Salaries for graduate engineers sit well above the national average, with post-graduate qualifications adding a further premium. What is more, there is no gender pay gap across engineering disciplines, which are bolstered by various schemes and initiatives to encourage women to embrace the subject. Clearly, there’s a strong case for pursuing a career in engineering, yet there remains a shortfall of 20,000 engineering graduates each year — and that’s a conservative estimate.
One of the criticisms of the industry is the failure to portray what a career in engineering actually consists of — perhaps due to a lack of understanding in schools. However, it is down to those working in the sector to ensure this perception changes.
Studies to benchmark young people’s awareness about engineering almost always have similar results, stereotyping engineering as an ‘oily rag’ profession plagued with repetitive and menial tasks. For those of us in the sector, we know this isn’t true.
Consider this as an example. Robotics in manufacturing facilities has reduced the need for human operators to manually complete pick-and-place, assembly and inspection tasks. In electronics components manufacturing, for example, a SCARA robot can complete the assembly process faster and more accurately than a human worker, allowing employees to take on more varied tasks.
Looking into the realm of industrial software, the scenario is similar.
COPA-DATA’s zenon, uses automated engineering to enhance employee workflow by supporting the project engineer on monotonous tasks. For example, wizards and tools can be used to automatically create elements for big projects, eliminating the need for repetitive coding and manual configuration. For machine builders, this is particularly advantageous as a way to fulfil demand for customised products.
Original Equipment Manufacturers (OEMs) and machine builders are under pressure to produce products in small amounts. Today, customers want one-off, specialised equipment for their facilities, but manufacturing machinery to meet these unique specifications is a colossal task — at least when completed manually.
Using automated engineering, OEMs can use pre-configured modules, as opposed to using one closed system. The module could describe an individual device, a piece of equipment or an equipment group, that are simply connected using Ethernet. By breaking up and replacing the traditionally rigid structures of automation, these modular applications allow OEMs to be more flexible in production.
Unlike traditional production management, this process reduces complexity and eliminates the need for engineers to repetitively program machines. As a result, there is a reduced likelihood for errors and faster time-to-market expectations.

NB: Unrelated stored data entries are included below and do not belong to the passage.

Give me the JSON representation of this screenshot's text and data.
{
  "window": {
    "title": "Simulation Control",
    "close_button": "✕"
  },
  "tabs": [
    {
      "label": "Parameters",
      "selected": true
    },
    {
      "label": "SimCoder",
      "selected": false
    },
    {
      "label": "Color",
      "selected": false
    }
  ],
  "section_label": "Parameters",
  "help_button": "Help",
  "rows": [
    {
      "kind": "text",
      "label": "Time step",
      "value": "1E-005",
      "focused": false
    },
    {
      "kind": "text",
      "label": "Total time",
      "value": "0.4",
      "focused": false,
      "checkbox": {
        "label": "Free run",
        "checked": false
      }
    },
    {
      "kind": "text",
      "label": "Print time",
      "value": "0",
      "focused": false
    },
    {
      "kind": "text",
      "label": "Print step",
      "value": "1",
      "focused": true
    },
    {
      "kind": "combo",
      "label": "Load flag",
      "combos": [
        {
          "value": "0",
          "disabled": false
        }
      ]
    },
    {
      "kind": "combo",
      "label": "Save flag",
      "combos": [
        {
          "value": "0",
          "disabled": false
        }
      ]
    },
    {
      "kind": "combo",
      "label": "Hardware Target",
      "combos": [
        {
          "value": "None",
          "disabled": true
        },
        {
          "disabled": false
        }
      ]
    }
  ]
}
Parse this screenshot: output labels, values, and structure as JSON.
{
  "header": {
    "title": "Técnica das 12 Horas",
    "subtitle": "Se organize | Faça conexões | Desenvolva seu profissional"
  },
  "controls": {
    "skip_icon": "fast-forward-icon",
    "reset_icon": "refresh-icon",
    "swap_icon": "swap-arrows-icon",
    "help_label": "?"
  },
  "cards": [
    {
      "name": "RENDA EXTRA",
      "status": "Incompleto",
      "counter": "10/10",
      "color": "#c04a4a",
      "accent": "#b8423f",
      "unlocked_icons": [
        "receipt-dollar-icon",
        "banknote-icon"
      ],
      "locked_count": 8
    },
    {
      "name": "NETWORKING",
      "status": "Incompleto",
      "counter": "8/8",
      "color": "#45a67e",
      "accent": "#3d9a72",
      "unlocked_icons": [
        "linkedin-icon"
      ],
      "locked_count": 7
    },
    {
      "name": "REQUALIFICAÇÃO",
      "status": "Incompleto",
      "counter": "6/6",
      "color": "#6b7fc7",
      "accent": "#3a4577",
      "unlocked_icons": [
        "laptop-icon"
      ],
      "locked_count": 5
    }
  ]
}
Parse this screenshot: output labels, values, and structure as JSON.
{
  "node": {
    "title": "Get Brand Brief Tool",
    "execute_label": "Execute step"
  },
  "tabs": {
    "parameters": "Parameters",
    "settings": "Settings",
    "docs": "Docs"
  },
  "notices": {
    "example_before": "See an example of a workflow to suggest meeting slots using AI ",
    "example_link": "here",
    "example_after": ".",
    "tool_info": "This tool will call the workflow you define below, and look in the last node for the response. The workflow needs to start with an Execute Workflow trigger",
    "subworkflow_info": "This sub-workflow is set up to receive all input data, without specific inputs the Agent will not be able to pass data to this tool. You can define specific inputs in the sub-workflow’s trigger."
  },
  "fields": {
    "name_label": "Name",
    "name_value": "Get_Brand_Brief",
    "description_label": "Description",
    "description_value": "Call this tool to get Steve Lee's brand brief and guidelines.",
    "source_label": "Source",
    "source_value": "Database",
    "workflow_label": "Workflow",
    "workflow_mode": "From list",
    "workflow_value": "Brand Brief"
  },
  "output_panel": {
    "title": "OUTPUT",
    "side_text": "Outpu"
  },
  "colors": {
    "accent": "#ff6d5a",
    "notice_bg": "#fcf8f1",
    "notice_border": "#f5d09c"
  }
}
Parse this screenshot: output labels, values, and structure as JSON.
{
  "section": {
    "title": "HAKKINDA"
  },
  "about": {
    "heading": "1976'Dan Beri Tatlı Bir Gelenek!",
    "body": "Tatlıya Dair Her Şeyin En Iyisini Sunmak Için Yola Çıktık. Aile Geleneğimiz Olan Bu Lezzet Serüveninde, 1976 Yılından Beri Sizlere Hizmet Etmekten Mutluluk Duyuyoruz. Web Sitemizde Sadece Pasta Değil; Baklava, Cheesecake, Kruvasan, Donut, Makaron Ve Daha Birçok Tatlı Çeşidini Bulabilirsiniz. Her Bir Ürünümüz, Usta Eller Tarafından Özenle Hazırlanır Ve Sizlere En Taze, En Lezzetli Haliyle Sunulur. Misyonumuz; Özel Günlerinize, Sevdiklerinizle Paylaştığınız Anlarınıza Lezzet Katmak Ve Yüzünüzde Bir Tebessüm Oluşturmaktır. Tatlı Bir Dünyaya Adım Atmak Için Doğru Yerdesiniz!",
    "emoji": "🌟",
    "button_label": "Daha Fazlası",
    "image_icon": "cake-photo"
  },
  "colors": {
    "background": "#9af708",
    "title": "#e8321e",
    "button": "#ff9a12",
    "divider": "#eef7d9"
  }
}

Unsurprisingly, there are arguments that suggest increasing automation will reduce the need for human workers entirely. However, as Engineering UK’s study suggests, that is not the case. Instead, employers in the engineering sector anticipate an increasing need for people with higher level skills — those that hold qualities that can’t be replicated by automation.
Put simply, the misconception that engineering jobs are boring, repetitive and uncreative will not be present for much longer. But first, the industry needs to highlight the advantages of automation to the sector — it won’t replace jobs, just make them more interesting.